B.________, représentée par
Me Cyrille Bugnon, avocat,
demanderesse et intimée.

Objet
cession d'actions,

recours en matière civile contre l'arrêt rendu le 8 janvier 2015 par la Cour
d'appel civile du Tribunal cantonal du canton de Vaud.

Faits :

A.

A.a. B.________ (ci-après: l'épouse), informaticienne, et C.________ (ci-après:
le mari), économiste, se sont mariés en 1979. Ils ont eu trois enfants, dont un
fils dénommé D.________, né en 1983 (ci-après: le fils).
La société anonyme ________ AG a été fondée le 29 décembre 1994 avec un
capital-actions de 100'000 fr. et inscrite le jour suivant au registre du
commerce. Son siège était à Zoug et son but était notamment d'élaborer des
systèmes d'information. Lors de la fondation, le mari a souscrit 98% du
capital-actions. Deux autres personnes ont souscrit chacune 1% du
capital-actions, qu'elles ont cédé au mari le jour suivant. Celui-ci est ainsi
devenu actionnaire unique. Les actions au porteur ne sont pas incorporées dans
des titres physiques.
Le 23 décembre 2004, le capital-actions a été augmenté d'un montant de 400'000
fr. pour être porté à 500'000 fr. (500 actions au porteur de 1'000 fr.
chacune); le mari a acquis 360 nouvelles actions, le fils les 40 restantes.
L'augmentation du capital a permis d'acheter deux parcelles à... VD dans le
cadre d'un projet immobilier qui était censé constituer une prévoyance
professionnelle pour le couple.
Au début de l'année 2007, la société a changé son nom en A.________ SA. Elle a
transféré son siège à... VD.

A.b. Le 30 septembre 2007 s'est tenue une assemblée générale de A.________ SA.
Le procès-verbal a été conjointement signé par le mari qui assumait la
présidence et par l'épouse qui tenait le protocole. Il est notamment constaté
que l'épouse est nommée administrateur délégué et qu'elle détient 20% des
actions de A.________ SA, les autres actionnaires étant le fils avec 10% et le
mari avec 70%. Le procès-verbal a été transmis au registre du commerce et
l'épouse inscrite en qualité d'administratrice déléguée avec signature
individuelle.
Une nouvelle assemblée générale a eu lieu le 5 avril 2008. Le procès-verbal,
signé par le mari, président, et par l'épouse, déléguée, relève qu'ils
détiennent chacun 250 actions.

Le 19 juin 2009, une assemblée générale de A.________ SA s'est tenue par-devant
un notaire qui a tenu un procès-verbal authentique. Le mari et l'épouse l'ont
signé. Il y est constaté que ces deux personnes représentent l'ensemble du
capital-actions, que le premier reprend la fonction de délégué avec signature
individuelle et la seconde la fonction de présidente avec signature
individuelle.

A.c. Par acte authentique du 17 mars 2009, l'épouse a vendu à des tiers un
immeuble dont elle était propriétaire pour un montant de 1'450'000 francs.
Selon le mari, l'épouse avait demandé la propriété de la moitié du
capital-actions; lui-même avait exigé en retour que le profit de la vente des
immeubles soit investi dans la société. A sa demande, l'argent a été versé sur
le compte de la société; il estime que c'était une erreur, qu'il aurait dû
demander que l'argent lui soit versé personnellement afin qu'il puisse
l'injecter dans la société. Il ressort de la comptabilité de A.________ SA, qui
était tenue par le mari, que les apports financiers de l'épouse ont été
enregistrés comme des prêts d'actionnaires. L'épouse estime avoir une créance
contre A.________ SA; une procédure civile est ouverte à ce sujet.

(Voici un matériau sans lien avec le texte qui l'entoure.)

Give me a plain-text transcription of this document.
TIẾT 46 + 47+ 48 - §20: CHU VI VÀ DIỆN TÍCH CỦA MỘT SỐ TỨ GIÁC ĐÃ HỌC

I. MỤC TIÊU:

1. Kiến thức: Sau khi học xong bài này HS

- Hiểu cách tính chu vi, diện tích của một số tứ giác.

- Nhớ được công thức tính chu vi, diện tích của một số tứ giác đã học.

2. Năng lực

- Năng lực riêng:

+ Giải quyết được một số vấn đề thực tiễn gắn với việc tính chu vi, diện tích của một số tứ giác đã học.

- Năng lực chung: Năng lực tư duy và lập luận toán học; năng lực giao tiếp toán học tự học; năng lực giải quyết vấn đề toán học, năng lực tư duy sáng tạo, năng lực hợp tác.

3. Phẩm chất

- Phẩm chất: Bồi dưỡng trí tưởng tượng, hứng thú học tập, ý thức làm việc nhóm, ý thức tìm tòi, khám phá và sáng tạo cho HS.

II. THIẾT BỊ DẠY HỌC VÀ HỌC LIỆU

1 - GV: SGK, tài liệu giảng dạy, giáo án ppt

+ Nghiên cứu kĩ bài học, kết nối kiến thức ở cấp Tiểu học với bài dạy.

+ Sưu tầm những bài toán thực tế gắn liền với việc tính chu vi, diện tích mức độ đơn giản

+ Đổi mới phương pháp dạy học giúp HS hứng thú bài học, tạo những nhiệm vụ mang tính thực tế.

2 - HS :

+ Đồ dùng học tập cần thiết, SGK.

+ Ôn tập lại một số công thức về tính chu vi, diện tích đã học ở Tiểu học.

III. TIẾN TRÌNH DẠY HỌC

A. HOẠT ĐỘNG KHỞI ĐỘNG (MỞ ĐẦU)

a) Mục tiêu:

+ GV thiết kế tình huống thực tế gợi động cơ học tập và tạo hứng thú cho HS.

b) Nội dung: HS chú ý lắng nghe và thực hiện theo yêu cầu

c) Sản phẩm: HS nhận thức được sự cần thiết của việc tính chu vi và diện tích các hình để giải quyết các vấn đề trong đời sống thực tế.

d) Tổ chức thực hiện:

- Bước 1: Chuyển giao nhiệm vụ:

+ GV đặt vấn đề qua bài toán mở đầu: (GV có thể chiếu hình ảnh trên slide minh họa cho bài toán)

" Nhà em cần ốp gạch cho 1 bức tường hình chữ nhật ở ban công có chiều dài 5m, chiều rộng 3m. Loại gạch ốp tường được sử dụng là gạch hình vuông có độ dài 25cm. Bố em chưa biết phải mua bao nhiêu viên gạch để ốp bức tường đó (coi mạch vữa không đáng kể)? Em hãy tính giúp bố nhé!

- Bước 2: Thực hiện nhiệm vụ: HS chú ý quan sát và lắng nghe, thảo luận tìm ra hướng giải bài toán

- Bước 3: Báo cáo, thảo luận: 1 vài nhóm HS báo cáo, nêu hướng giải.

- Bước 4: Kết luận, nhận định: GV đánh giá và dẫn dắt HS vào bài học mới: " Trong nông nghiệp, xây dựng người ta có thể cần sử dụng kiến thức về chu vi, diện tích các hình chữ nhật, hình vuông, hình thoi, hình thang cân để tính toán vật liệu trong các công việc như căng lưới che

A.d. Le 11 janvier 2012, l'épouse a requis des mesures protectrices de l'union
conjugale.

A.e. Le 15 février 2012, une assemblée générale universelle de A.________ SA a
eu lieu sur convocation du mari. Le procès-verbal, signé par le mari en qualité
de "président du jour" et par le fils en qualité de secrétaire, précise que la
totalité du capital-actions de 500'000 fr. était représentée, que le fils a été
unanimement élu comme nouveau membre du conseil d'administration, que le mari a
été unanimement réélu comme membre du conseil d'administration, que l'épouse
n'a pas été réélue après la durée statutaire de son [mandat, réd.], enfin que
le président a constaté que tous les actionnaires étaient présents durant toute
la durée de l'assemblée générale. L'épouse n'était pas présente; elle n'avait
pas été convoquée à cette assemblée, ni même informée de sa tenue. Sur la base
du procès-verbal, l'épouse a été radiée du registre du commerce où elle
figurait en tant qu'administratrice.

A.f. Par courriers des 21 février et 3 juillet 2012, l'épouse a déposé plainte
pénale contre le mari pour gestion déloyale, escroquerie, faux dans les titres
et obtention frauduleuse d'une constatation fausse.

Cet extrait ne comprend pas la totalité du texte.